Comparisons: Girl, Interrupted

“Girl, Interrupted” is the 1993 memoir by American author Susanna Kaysen. The title comes from the 1658 painting created by Johannes Vermeer called Girl Interrupted at Her Music – the author visits the painting at the Frick Collection in New York several times in the book. The text was adapted into a psychological drama film in 1999 that was directed by James Mangold, and starred Winona Ryder, Angelina Jolie and Clea DuVall.

girl book

The book is an account from Susanna Kaysen about her time spent in McLean Hospital after being diagnosed with depression and borderline personality disorder at the age of eighteen. The author is very aware of the stigma attached to mental hospitals, especially in a group of young women: “Though we were cut off from the world and all the trouble we enjoyed stirring up out there, we were also cut off fro the demands and expectations that had driven us crazy… In a strange way we were free.”

The book doesn’t have a chronological story, but follows different ideas and themes until Susanna’s time in the hospital ends: the other patients in the ward, their conditions and mannerisms, the author’s diagnosis and what it felt like to inhabit this new parallel universe. “But I wasn’t simply going nuts, tumbling down a shaft into Wonderland. It was my misfortune – or salvation – to be at all times perfectly conscious of my misperceptions of reality… This clarity made me able to behave normally, which posed some interesting questions. Was everybody seeing this stuff and acting as though they weren’t? Was insanity just a matter of dropping the act?”

Kaysen doesn’t fully address the significance of the Vermeer painting until the very end when she discusses the series of events that lead to her being hospitalized. As a high school student, her initial interpretation of Girl Interrupted at Her Music is very different than when she returned, years later after she was released from McLean. “Interrupted at her music: as my life had been, interrupted in the music of being seventeen, as her life had been, snatched and fixed on canvas.”

girl

There was so much added to the movie adaptation that I don’t think it’s fair to compare the two at all: patients refusing to take medication, a confrontation with the wife of an affair partner, and breaking out of the hospital are several of the embellished pieces that change the tone entirely. Kaysen has publicly stated that the director added “melodramatic drivel” to the original story. The Vermeer painting, and its significance for the author and her personal growth, was never mentioned.

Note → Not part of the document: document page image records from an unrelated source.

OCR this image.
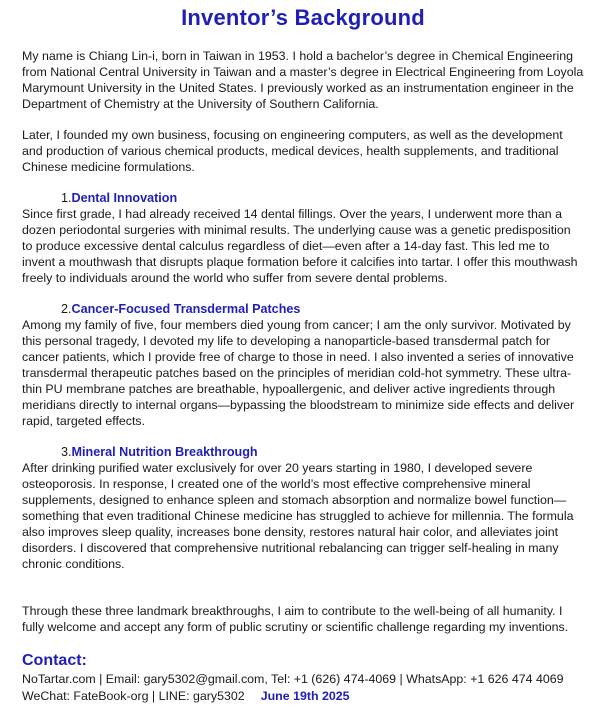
Inventor’s Background

My name is Chiang Lin-i, born in Taiwan in 1953. I hold a bachelor’s degree in Chemical Engineering from National Central University in Taiwan and a master’s degree in Electrical Engineering from Loyola Marymount University in the United States. I previously worked as an instrumentation engineer in the Department of Chemistry at the University of Southern California.

Later, I founded my own business, focusing on engineering computers, as well as the development and production of various chemical products, medical devices, health supplements, and traditional Chinese medicine formulations.

1.Dental Innovation

Since first grade, I had already received 14 dental fillings. Over the years, I underwent more than a dozen periodontal surgeries with minimal results. The underlying cause was a genetic predisposition to produce excessive dental calculus regardless of diet—even after a 14-day fast. This led me to invent a mouthwash that disrupts plaque formation before it calcifies into tartar. I offer this mouthwash freely to individuals around the world who suffer from severe dental problems.

2.Cancer-Focused Transdermal Patches

Among my family of five, four members died young from cancer; I am the only survivor. Motivated by this personal tragedy, I devoted my life to developing a nanoparticle-based transdermal patch for cancer patients, which I provide free of charge to those in need. I also invented a series of innovative transdermal therapeutic patches based on the principles of meridian cold-hot symmetry. These ultra-thin PU membrane patches are breathable, hypoallergenic, and deliver active ingredients through meridians directly to internal organs—bypassing the bloodstream to minimize side effects and deliver rapid, targeted effects.

3.Mineral Nutrition Breakthrough

After drinking purified water exclusively for over 20 years starting in 1980, I developed severe osteoporosis. In response, I created one of the world’s most effective comprehensive mineral supplements, designed to enhance spleen and stomach absorption and normalize bowel function—something that even traditional Chinese medicine has struggled to achieve for millennia. The formula also improves sleep quality, increases bone density, restores natural hair color, and alleviates joint disorders. I discovered that comprehensive nutritional rebalancing can trigger self-healing in many chronic conditions.

Through these three landmark breakthroughs, I aim to contribute to the well-being of all humanity. I fully welcome and accept any form of public scrutiny or scientific challenge regarding my inventions.

Contact:

NoTartar.com | Email: gary5302@gmail.com, Tel: +1 (626) 474-4069 | WhatsApp: +1 626 474 4069

WeChat: FateBook-org | LINE: gary5302 June 19th 2025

The beginning of the movie actually did a good job capturing the chaotic, nonlinear narrative structure of Kaysen’s memoir, but once her character had been admitted to the hospital, the screenwriters created an artificial story arc that leads viewers up to a climactic event that was actually only mentioned in passing. “I just feel like I didn’t even write this book,” Kaysen said in a 2018 interview about the 1999 movie, “It just has nothing to do with me anymore… It has become something else, and it doesn’t belong to me. I shouldn’t have any commentary on it anymore.”

Although Kaysen was just a young woman documenting her observations and experiences in a mental hospital, her candid memoir was one of the first that was really upfront and unapologetic about mental health, therapy and hospitalization. Julie Grau, who acquired Kaysen’s manuscript as a young editor at Turtle Bay Books, said, “Susanna’s memoir spawned many Girl, Interrupted–type memoirs of young women grappling with mental illness in various forms.”